Dans la lette à Galpin qui suit, quatre mois plus tard, en avril 1920 — mais lettre de plusieurs dizaines de pages, et fondatrice, voir ce que Lovecraft y développe sur sa lecture d’Einstein et la relativité — Lovecraft insérera quatre rêves, mais théorisera une question essentielle : que faut-il garder du rêve, ce qui vous vient depuis l’incohérence du rêve, mais inclut ce qui sera votre signature fantastique, un élément fantastique insoluble qui deviendra la structure et l’acmé de l’histoire ? Dagon en sera l’archétype, ne gardant du rêve initial que cette sensation de marcher dans la boue, perdu dans une étendue sans limite, sous lumière aveuglante.

Pourtant, du rêve de décembre 1919, Lovecraft n’enlève rien, développe au contraire chaque figure du rêve initial, et introduit une transposition, elle majeure : il ne s’agit plus de Lovecraft et Loveman, mais on donne un nom au personnage principal (Warren est un des fondateurs de Providence, ce n’est pas un nom au hasard), et pour son propre personnage invente un nom, Randolph Carter, qui va revenir plus tard (L’innommable, et bien sûr L’affaire Charles Dexter Ward) comme double de l’auteur.

Encore plus étrange si on considère que l’ensemble de la correspondance de Lovecraft s’établit sous le régime d’hétéronymes qui sont chacun autant de registres d’écriture, en particulier le principal, son Grand’Pa Theobald.
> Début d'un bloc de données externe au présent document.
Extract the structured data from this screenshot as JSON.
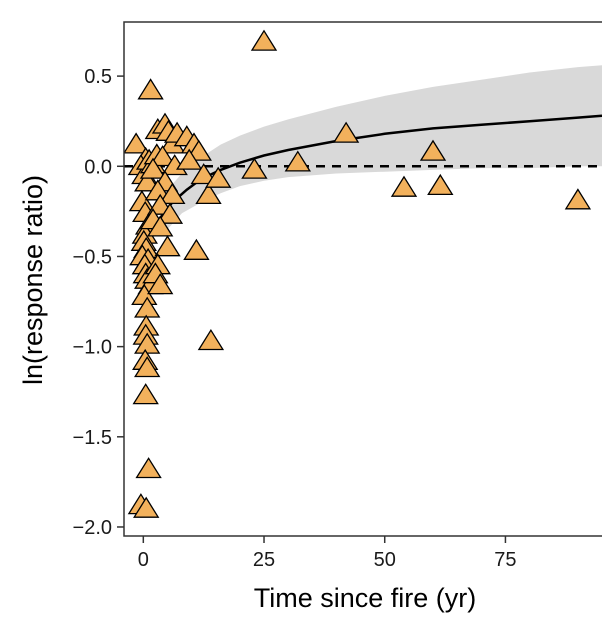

Et que le narrateur, dans d’autres œuvres majeures, pourra sembler une transposition encore plus directe de Lovecraft lui-même (Chuchotements dans la nuit), ou un auteur calqué sur une personne existante : le Blake de Celui qui hante la nuit à l’image précise de ce jeune correspondant de Lovecraft, futur autur de Psycho, qu’est Robert Bloch. Dans d’autres récits, comme La chose sur le seuil, le narrateur — ce double second du personnage principal —, parce que saisi par la folie ou la mort imminente, devra garder sa spécificité par rapport à l’auteur. C’est cette complexité non tranchée qu’il faut lire de près dans la première apparition de Randolph Carter.

Le récit se présente de façon compacte, plus compacte en tout cas que les récits ultérieurs. Si j’ai respecté la ponctuation originale (le très curieux usage du point-virgule), je me suis permis quelques discrets sauts de paragraphes pour la commodité de la lecture bilingue.
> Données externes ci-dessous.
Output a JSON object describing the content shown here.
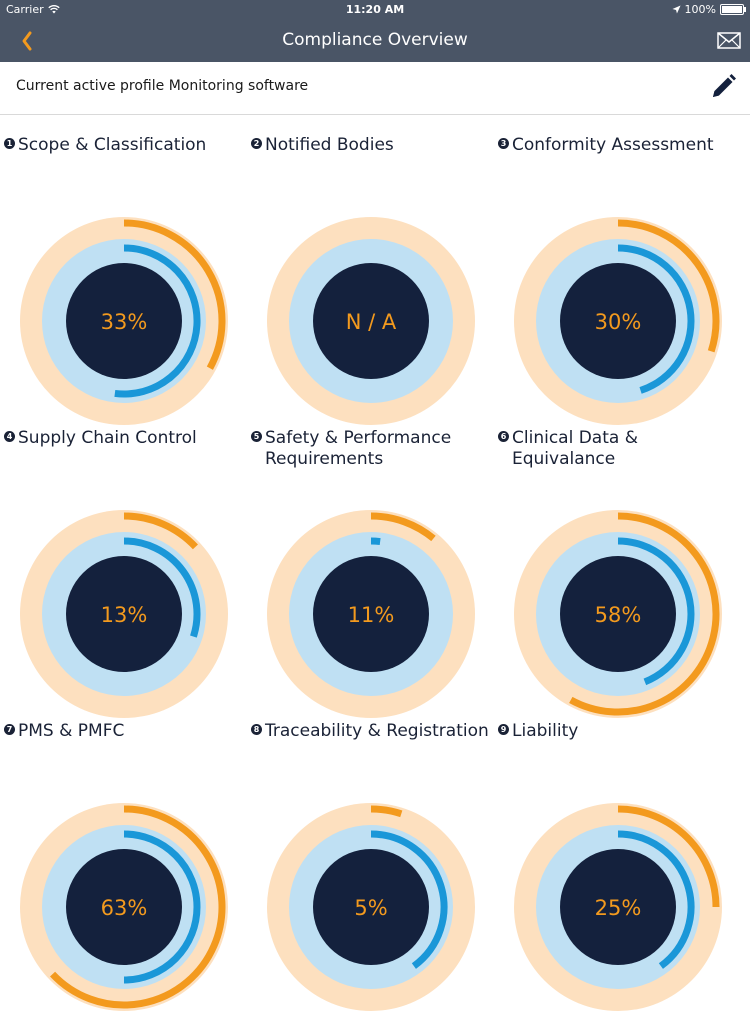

Publier une traduction en bilingue, un geste pour moi important : ne pas imposer sa propre solution narrative, mais proposer à rêver. Dans l’intervalle entre ma traduction et le texte original, à vous d’inventer votre propre récit. Respecter et transcrire comment l’artifice de la syntaxe lovecraftienne, ancrée dans celle du XVIIIe siècle, rehausse paradoxalement la rémanence des images, et comment ce récit dont la loi nous échappe impose par cette distance son autorité même. Le statut des adjectifs décrivant l’horreur, le jeu direct des apostrophes entre les deux personnages (dans l’anglais qui ne tutoie pas), à vous de jouer dans l’intertexte — moi j’ai joué ma musique, et je l’assume comme telle.
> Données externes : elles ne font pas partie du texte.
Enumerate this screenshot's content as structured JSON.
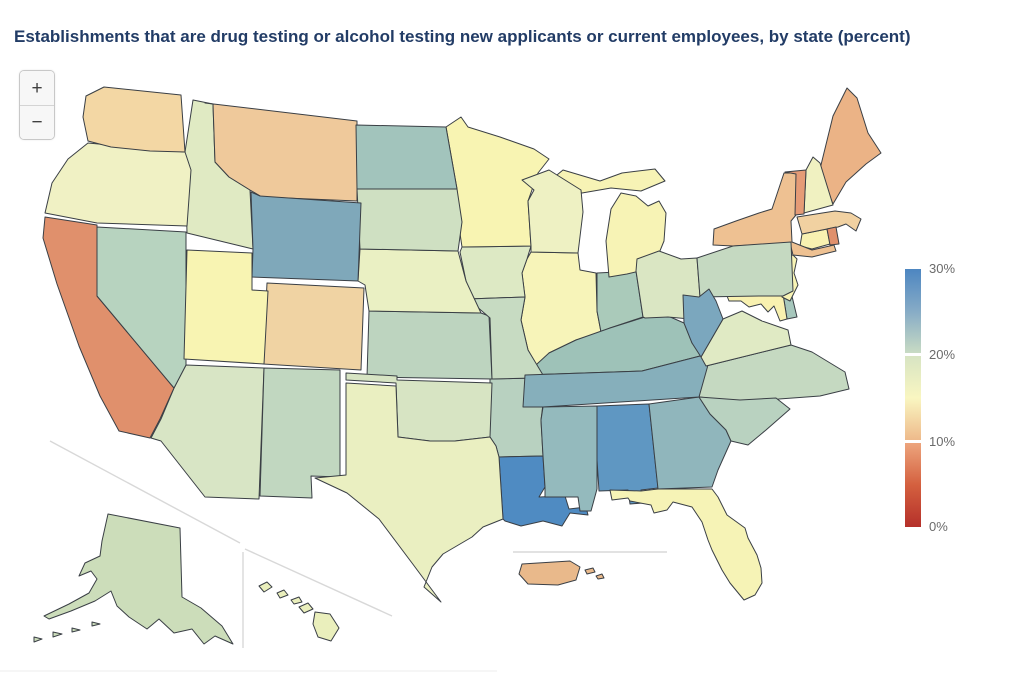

La transcription paresseuse du titre dans les éditions courantes, statement ce n’est pas un témoignage (on dirait alors testimony, et les autorités produisent justement, contre Carter, un witness), mais bien une déposition devant un tribunal, et c’est ce qui conditionne le registre du discours – dès l’ouverture, avec ce « condamnez-moi si vous voulez, ou exécutez-moi » – et dont en découle toute la véracité du discours, donc l’illusion dont a besoin la fiction pour rendre implacable ce qu’elle évoque. Mais bon, le je suis d’ailleurs ou les montagnes hallucinées, les vieux crimes ont la peau dure.

Pour finir, cette étrange remarque de Lovecraft dans sa lettre à Galpin, après lui avoir transcrit ce rêve qui est presque déjà ce récit à l’identique : « I wonder, though, if I have a right to claim authorship of things I dream ? » Peut-on se prévaloir d’un droit d’auteur sur les choses qu’on rêve ?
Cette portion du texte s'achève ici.